Le magistrat rapporteur a rendu compte des plaidoiries dans le délibéré de la Cour composée de :
Madame DE LARMINAT, Présidente
Madame BACHELET, Conseillère
Monsieur LABADIE, Conseiller
GREFFIER LORS DES DEBATS :
Monsieur GUYOT, Greffier
DEBATS :
A l’audience publique du 05 novembre 2025, où l’affaire a été mise en délibéré au 18 décembre 2025
ARRET :
CONTRADICTOIRE
Prononcé le 18 Décembre 2025, par mise à disposition de l’arrêt au greffe de la Cour, les parties en ayant été préalablement avisées dans les conditions prévues au deuxième alinéa de l’article 450 du Code de procédure civile,
signé par Madame DE LARMINAT, Présidente et par Madame KARAM, Greffière.
***
M. [R] [I] a été engagé le 2 janvier 1991 en qualité d’ingénieur en génie électrique par la société [6], aux droits de laquelle vient la société [5].

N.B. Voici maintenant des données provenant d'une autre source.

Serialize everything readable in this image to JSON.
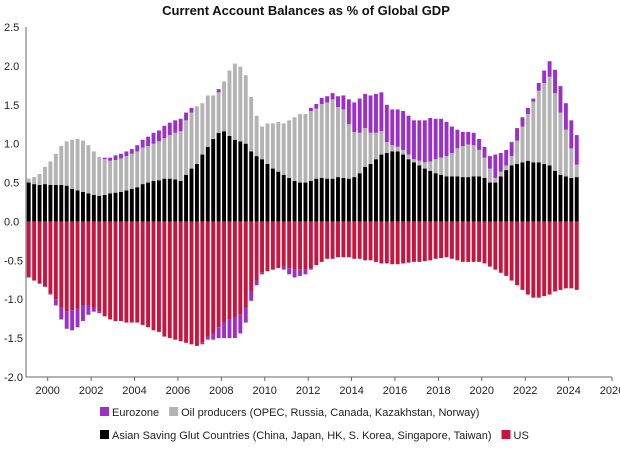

En arrêt de travail de manière ininterrompue à compter du 30 janvier 2018, M. [I] a été placé en invalidité 2ème catégorie à compter du 30 janvier 2021.
Il a été déclaré inapte à son poste le 12 août 2021 dans les termes suivants :
'Compte tenu de l’examen médical, le poste de travail de M. [I] [R] est incompatible avec son état de santé et je le déclare inapte.
Capacités à exercer l’une des tâches existantes dans l’entreprise et indications relatives au reclassement : Serait en capacité d’occuper un poste de travail de type sédentaire à maximum 50% d’ETP.
Capacité à bénéficier d’une formation préparant le salarié à occuper un poste adapté : oui, en adéquation avec les préconisations ci-dessus.
Nous vous proposons l’appui de l’équipe pluridisciplinaire d’Adesti ou celui d’un organisme compétent en matière de maintien en emploi pour mettre en 'uvre l’avis, les indications et les propositions ci-dessus.'
Il a été licencié pour inaptitude d’origine non professionnelle et impossibilité de reclassement le 20 septembre 2021.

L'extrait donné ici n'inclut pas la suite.